Right now, there are no state bans on smoking bars; 52 communities nationwide have bans that include private clubs and cigar bars, according to Americans for Nonsmokers Rights. Fort Wayne, Ind., is among the largest communities with such a ban, and smaller cities in Massachusetts such as Pittsfield and Lynn also have it.

But a ban in Boston could have “a ripple effect” around the country because of the size and influence of the city, said Chris McCalla, legislative director of the International Premium Cigar and Pipe Retailers Association. The ban would not go into effect for five years.

The proposed ban on tobacco sales in pharmacies is not as unique in big cities; a similar ban went into effect in San Francisco in October, despite a pending court challenge.

Bill Rennie, vice president of the Retailers Association of Massachusetts, which represents pharmacies, said prohibiting the sale of tobacco products there is unfair because nearby competing business could still sell them.

“It’s not eliminating the sale of tobacco by any means,” he said. “It’s just picking winners and losers in terms of who’s allowed to sell it and who isn’t.”

But Margaret LaCroix of the American Lung Association said a tobacco ban is common sense in pharmacies, which by nature sell health products, because “we know that [tobacco] kills.”

If the expanded ban passes, the tobacco sales bans on campuses and pharmacies would go into effect in 60 days.
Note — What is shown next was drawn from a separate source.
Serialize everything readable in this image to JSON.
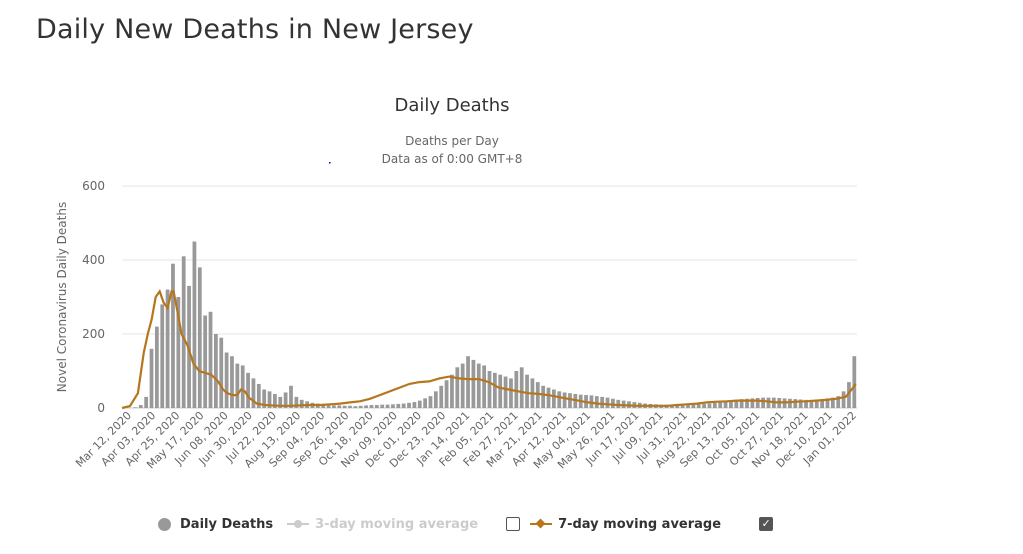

Since the smoking bars have five years to shut down, that could leave time for compromise.

Mayor Thomas M. Menino supports the expanded ban because of a commitment to stopping youth smoking, said spokesman Nick Martin. But Menino is open to compromise with the city’s six cigar bars because they’re neighborhood businesses and attract an older audience than the hookah bars, Martin said.

Swartz said the unexpected rise in license requests for the hookah bars was a major reason the city moved to lift the exemption for smoking bars. Just one hookah bar was licensed when the smoking ban went into effect in 2004, but now five hookah bars have permits.

The bars are popular near college campuses, and offer tobacco in various flavors, including watermelon and chocolate chip. People use a hookah pipe — common in Asia and Africa — to inhale smoke filtered through water.

Swartz said the hookah is a serious health hazard, and its appeal to young people is alarming.

“It’s becoming sort of trendy and you can sit around with a group of people and share and it has sort of a social quality to it,” he said, adding it’s “viewed as though you’re being exposed to other cultures in a way that is fun and exciting.”

Eric Kahn, president of the Sherlock Holmes Pipe Club of Boston, says people should be allowed to enjoy smoking. His club has met in various spots around the city over the years, including Cigar Masters cigar bar. Members discuss everything from politics to pipe carvers, and relish the taste of the tobacco. They shouldn’t feel like outcasts because the government doesn’t approve, he said.

They’ll smoke elsewhere if Boston bans the smoking bars, but it’s the wrong the thing to do, Kahn said.

“It adds to the image of the pariah. It adds to the image that smokers are evil and doing terrible things to the world,” Kahn said. “They like what they’re doing.”